To accommodate these important kidney-heart interactions, a novel five-classed
definition of cardiorenal syndromes (CRS) has been proposed.[8] In this
classification, types 1 and 2 represent the acute and chronic forms of the
'classic' cardiorenal syndrome, in which decreased cardiac function induces a
progressive and potentially permanent decline in kidney function. Similarly,
types 3 and 4 represent the acute and chronic forms of the 'renocardiac'
syndrome, in which primary kidney disease induces acute (for example, heart
failure, arrhythmia) or chronic (for example, hypertrophy, coronary
atherosclerosis) cardiac disorders. An additional type 5 includes systemic
diseases such as sepsis, amyloidosis, and systemic lupus erythematosus that are
able to induce cardiac as well as renal dysfunction.
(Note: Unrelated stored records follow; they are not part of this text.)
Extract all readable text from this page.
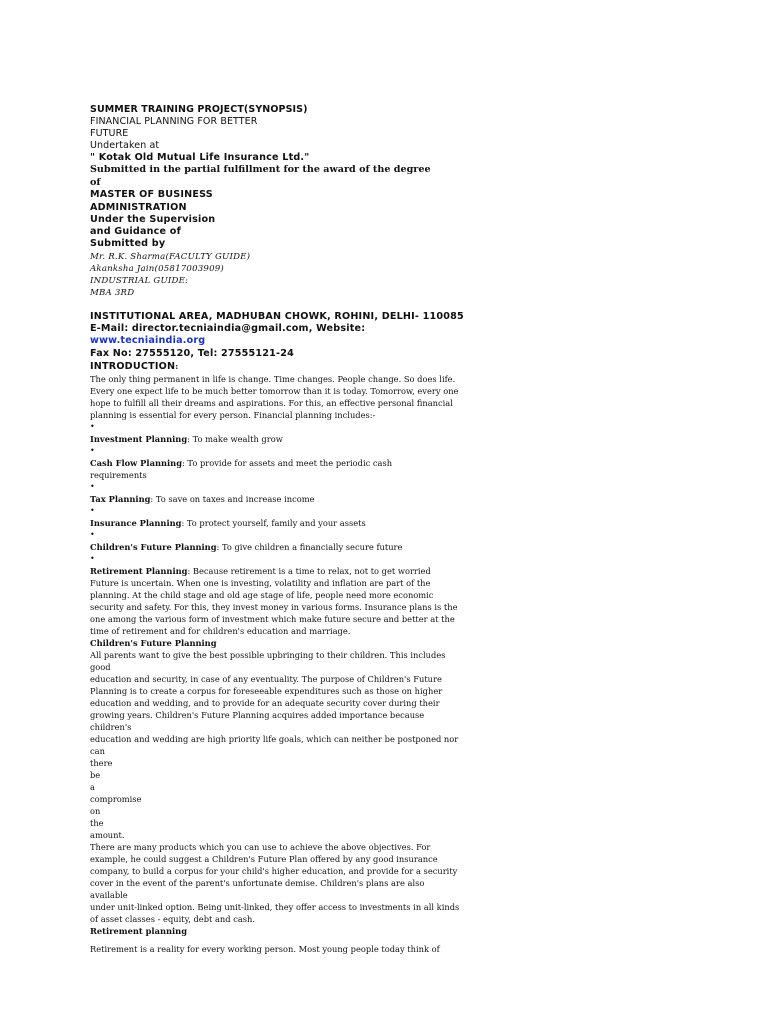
SUMMER TRAINING PROJECT(SYNOPSIS)
FINANCIAL PLANNING FOR BETTER
FUTURE
Undertaken at
" Kotak Old Mutual Life Insurance Ltd."
Submitted in the partial fulfillment for the award of the degree
of
MASTER OF BUSINESS
ADMINISTRATION
Under the Supervision
and Guidance of
Submitted by
Mr. R.K. Sharma(FACULTY GUIDE)
Akanksha Jain(05817003909)
INDUSTRIAL GUIDE:
MBA 3RD
INSTITUTIONAL AREA, MADHUBAN CHOWK, ROHINI, DELHI- 110085
E-Mail: director.tecniaindia@gmail.com, Website:
www.tecniaindia.org
Fax No: 27555120, Tel: 27555121-24
INTRODUCTION:
The only thing permanent in life is change. Time changes. People change. So does life.
Every one expect life to be much better tomorrow than it is today. Tomorrow, every one
hope to fulfill all their dreams and aspirations. For this, an effective personal financial
planning is essential for every person. Financial planning includes:-
•
Investment Planning: To make wealth grow
•
Cash Flow Planning: To provide for assets and meet the periodic cash
requirements
•
Tax Planning: To save on taxes and increase income
•
Insurance Planning: To protect yourself, family and your assets
•
Children's Future Planning: To give children a financially secure future
•
Retirement Planning: Because retirement is a time to relax, not to get worried
Future is uncertain. When one is investing, volatility and inflation are part of the
planning. At the child stage and old age stage of life, people need more economic
security and safety. For this, they invest money in various forms. Insurance plans is the
one among the various form of investment which make future secure and better at the
time of retirement and for children's education and marriage.
Children's Future Planning
All parents want to give the best possible upbringing to their children. This includes good
education and security, in case of any eventuality. The purpose of Children's Future
Planning is to create a corpus for foreseeable expenditures such as those on higher
education and wedding, and to provide for an adequate security cover during their
growing years. Children's Future Planning acquires added importance because children's
education and wedding are high priority life goals, which can neither be postponed nor
can
there
be
a
compromise
on
the
amount.
There are many products which you can use to achieve the above objectives. For
example, he could suggest a Children's Future Plan offered by any good insurance
company, to build a corpus for your child's higher education, and provide for a security
cover in the event of the parent's unfortunate demise. Children's plans are also available
under unit-linked option. Being unit-linked, they offer access to investments in all kinds
of asset classes - equity, debt and cash.
Retirement planning
Retirement is a reality for every working person. Most young people today think of
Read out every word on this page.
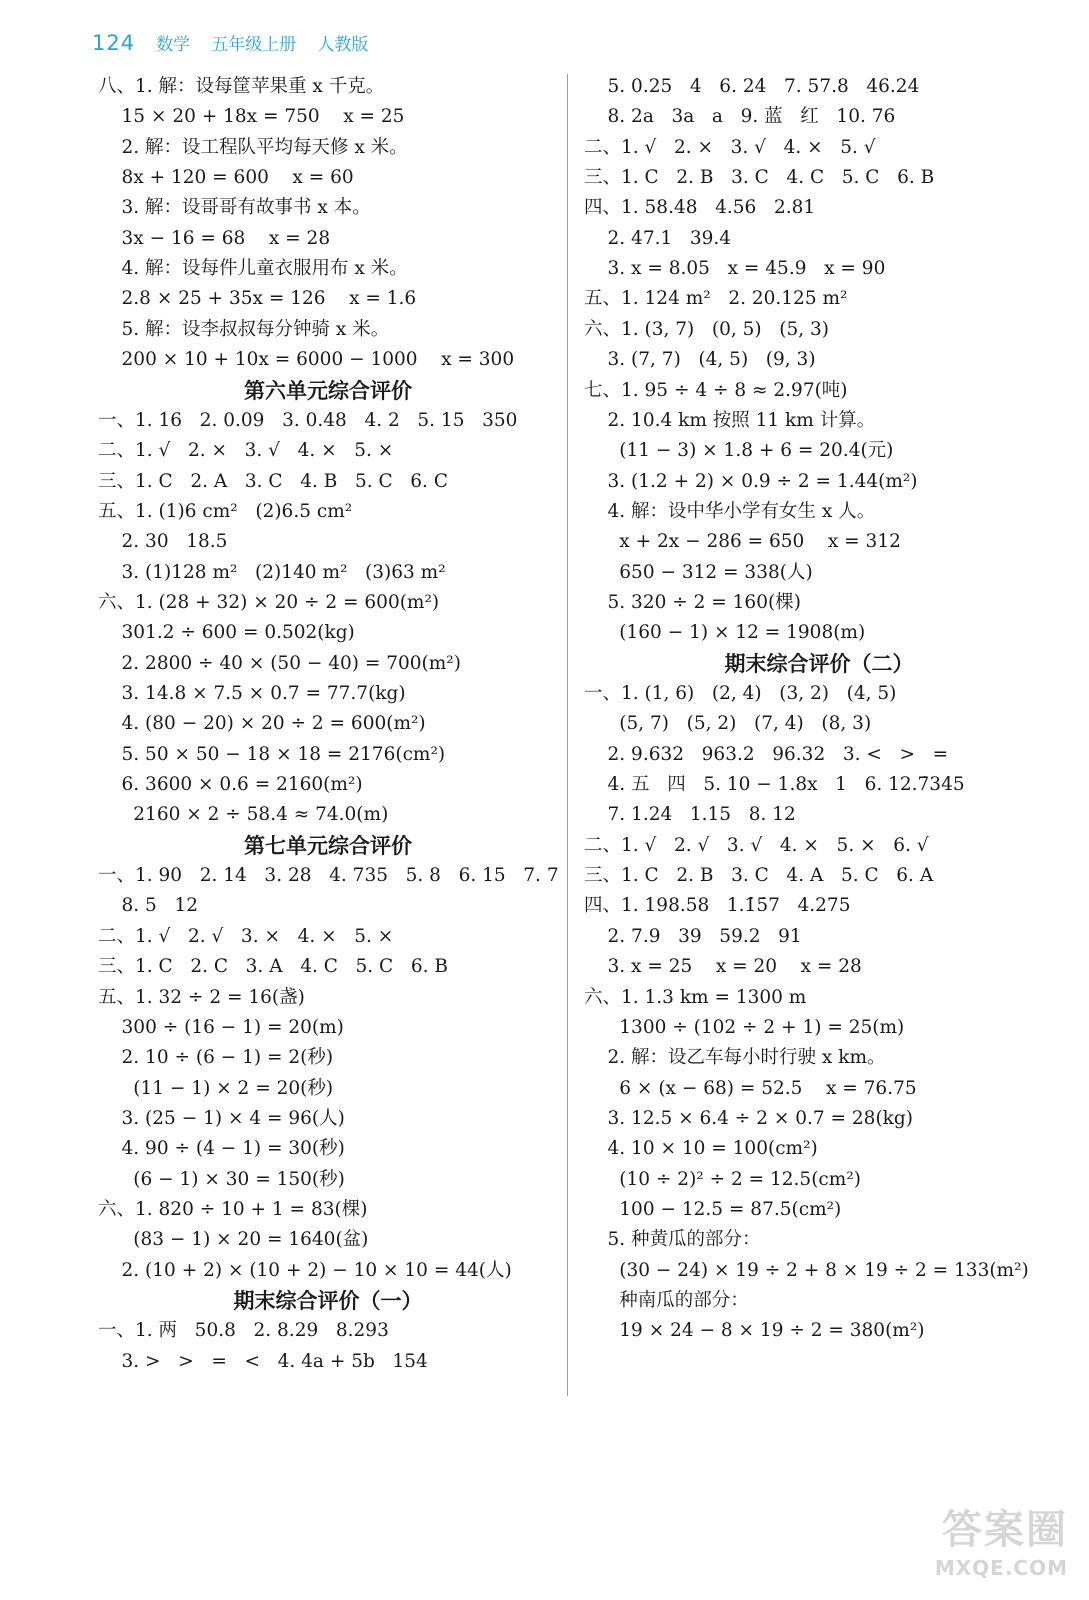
124 数学 五年级上册 人教版
八、1. 解：设每筐苹果重 x 千克。
15 × 20 + 18x = 750    x = 25
2. 解：设工程队平均每天修 x 米。
8x + 120 = 600    x = 60
3. 解：设哥哥有故事书 x 本。
3x − 16 = 68    x = 28
4. 解：设每件儿童衣服用布 x 米。
2.8 × 25 + 35x = 126    x = 1.6
5. 解：设李叔叔每分钟骑 x 米。
200 × 10 + 10x = 6000 − 1000    x = 300
第六单元综合评价
一、1. 16   2. 0.09   3. 0.48   4. 2   5. 15   350
二、1. √   2. ×   3. √   4. ×   5. ×
三、1. C   2. A   3. C   4. B   5. C   6. C
五、1. (1)6 cm²   (2)6.5 cm²
2. 30   18.5
3. (1)128 m²   (2)140 m²   (3)63 m²
六、1. (28 + 32) × 20 ÷ 2 = 600(m²)
301.2 ÷ 600 = 0.502(kg)
2. 2800 ÷ 40 × (50 − 40) = 700(m²)
3. 14.8 × 7.5 × 0.7 = 77.7(kg)
4. (80 − 20) × 20 ÷ 2 = 600(m²)
5. 50 × 50 − 18 × 18 = 2176(cm²)
6. 3600 × 0.6 = 2160(m²)
2160 × 2 ÷ 58.4 ≈ 74.0(m)
第七单元综合评价
一、1. 90   2. 14   3. 28   4. 735   5. 8   6. 15   7. 7
8. 5   12
二、1. √   2. √   3. ×   4. ×   5. ×
三、1. C   2. C   3. A   4. C   5. C   6. B
五、1. 32 ÷ 2 = 16(盏)
300 ÷ (16 − 1) = 20(m)
2. 10 ÷ (6 − 1) = 2(秒)
(11 − 1) × 2 = 20(秒)
3. (25 − 1) × 4 = 96(人)
4. 90 ÷ (4 − 1) = 30(秒)
(6 − 1) × 30 = 150(秒)
六、1. 820 ÷ 10 + 1 = 83(棵)
(83 − 1) × 20 = 1640(盆)
2. (10 + 2) × (10 + 2) − 10 × 10 = 44(人)
期末综合评价（一）
一、1. 两   50.8   2. 8.29   8.293
3. >   >   =   <   4. 4a + 5b   154
5. 0.25   4   6. 24   7. 57.8   46.24
8. 2a   3a   a   9. 蓝   红   10. 76
二、1. √   2. ×   3. √   4. ×   5. √
三、1. C   2. B   3. C   4. C   5. C   6. B
四、1. 58.48   4.56   2.81
2. 47.1   39.4
3. x = 8.05   x = 45.9   x = 90
五、1. 124 m²   2. 20.125 m²
六、1. (3, 7)   (0, 5)   (5, 3)
3. (7, 7)   (4, 5)   (9, 3)
七、1. 95 ÷ 4 ÷ 8 ≈ 2.97(吨)
2. 10.4 km 按照 11 km 计算。
(11 − 3) × 1.8 + 6 = 20.4(元)
3. (1.2 + 2) × 0.9 ÷ 2 = 1.44(m²)
4. 解：设中华小学有女生 x 人。
x + 2x − 286 = 650    x = 312
650 − 312 = 338(人)
5. 320 ÷ 2 = 160(棵)
(160 − 1) × 12 = 1908(m)
期末综合评价（二）
一、1. (1, 6)   (2, 4)   (3, 2)   (4, 5)
(5, 7)   (5, 2)   (7, 4)   (8, 3)
2. 9.632   963.2   96.32   3. <   >   =
4. 五   四   5. 10 − 1.8x   1   6. 12.7̇34̇5
7. 1.24   1.15   8. 12
二、1. √   2. √   3. √   4. ×   5. ×   6. √
三、1. C   2. B   3. C   4. A   5. C   6. A
四、1. 198.58   1.1̇5̇7   4.275
2. 7.9   39   59.2   91
3. x = 25    x = 20    x = 28
六、1. 1.3 km = 1300 m
1300 ÷ (102 ÷ 2 + 1) = 25(m)
2. 解：设乙车每小时行驶 x km。
6 × (x − 68) = 52.5    x = 76.75
3. 12.5 × 6.4 ÷ 2 × 0.7 = 28(kg)
4. 10 × 10 = 100(cm²)
(10 ÷ 2)² ÷ 2 = 12.5(cm²)
100 − 12.5 = 87.5(cm²)
5. 种黄瓜的部分：
(30 − 24) × 19 ÷ 2 + 8 × 19 ÷ 2 = 133(m²)
种南瓜的部分：
19 × 24 − 8 × 19 ÷ 2 = 380(m²)
答案圈
MXQE.COM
Hence, the ability of two markers of cardiac dysfunction to predict progression
of primary kidney disease, described by Dieplinger and his co-workers,[2]
highlights the prognostic importance of the chronic cardiorenal syndromes (CRS
types 2 and 4).

Unfortunately, this obvious pathophysiological link between CKD and cardiac
dysfunction is confronted by a significant underprescription of cardiovascular
disease-modifying pharmacotherapy in CKD patients. A recent, alarming study
investigating patients after acute myocardial infarction found less than 50% of
all CKD patients to be treated with a combination of aspirin, beta-blockers,
angiotensin-converting enzyme (ACE) inhibitors, and statins.[9] Only the
minority of CKD patients receiving standard combination drug therapy experienced
30-day survival similar to that of non-CKD patients. This lack of
guideline-conforming therapy is generally caused by concerns over increasing
creatinine levels and potential nephrotoxicity. However, a short-term, ACE
inhibitor-associated increase in serum creatinine was found to reflect
successful nephroprotection in patients with renal insufficiency by a large
metaanalysis.[10]

While research activities in the cardiorenal syndromes are only beginning to
grow and consensus definitions are only being discussed, clinicians may
presently not be able to stop the vicious cycle of declining renal and cardiac
function but can nevertheless significantly slow down its progression. Treating
the shared risk factors by adequately lowering blood pressure and sufficiently
blocking the renin-angiotensin system as well as by controlling diabetes
mellitus, treating dyslipidemia, and advocating smoking cessation remains of
pivotal importance. We as clinicians need to consider and attempt to use these
powerful tools in all our CRS patients.